Sunflowers in brightly painted pots and stocking grass heads are familiar images for children’s gardening week. BUT… teenagers garden too! What inspires them?


With an outdoor classroom, greenhouse and ever-increasing number of beds and planting space, the pupils at Linwood High School, Renfrewshire, grew 60 different varieties of plants and vegetables last year.  The Craig Hepburn Memorial Garden was created in 2014 with a vision to make a positive change to how the pupils view themselves, the school, community and world they live in by growing organic vegetables, developing an understanding of biodiversity and healthy food choices.

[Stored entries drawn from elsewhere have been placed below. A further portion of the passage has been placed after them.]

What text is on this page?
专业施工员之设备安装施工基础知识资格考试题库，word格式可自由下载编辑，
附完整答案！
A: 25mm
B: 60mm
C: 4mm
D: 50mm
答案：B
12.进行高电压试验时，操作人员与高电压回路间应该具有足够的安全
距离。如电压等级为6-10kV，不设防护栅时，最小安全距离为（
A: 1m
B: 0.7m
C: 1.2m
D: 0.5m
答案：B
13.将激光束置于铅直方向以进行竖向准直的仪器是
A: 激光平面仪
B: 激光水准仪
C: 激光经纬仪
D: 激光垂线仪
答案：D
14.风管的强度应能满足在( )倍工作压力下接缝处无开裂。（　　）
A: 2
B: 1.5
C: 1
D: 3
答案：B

After taking 40 tonnes of topsoil and wood chip up a hill, superhero determination has driven the project forward with increasing confidence and impact.  All first-year pupils are now involved propagating and growing seeds, planting into areas coloured using the school house system. They harvest them after the summer holidays, in their second year.  Third and fourth years can continue gardening by studying for an SQA National Progression Award in Horticulture and it is intertwined into personal development classes at all levels. Team building, co-operation, problem solving, communication, and a mass of understanding about food production, diet and the environment are just a few of the indirect life skills being learnt unconsciously.  This is without considering the health benefits, both physical and psychological, with staff acknowledging how fabulous it is for teenage ‘mental health and wellbeing’.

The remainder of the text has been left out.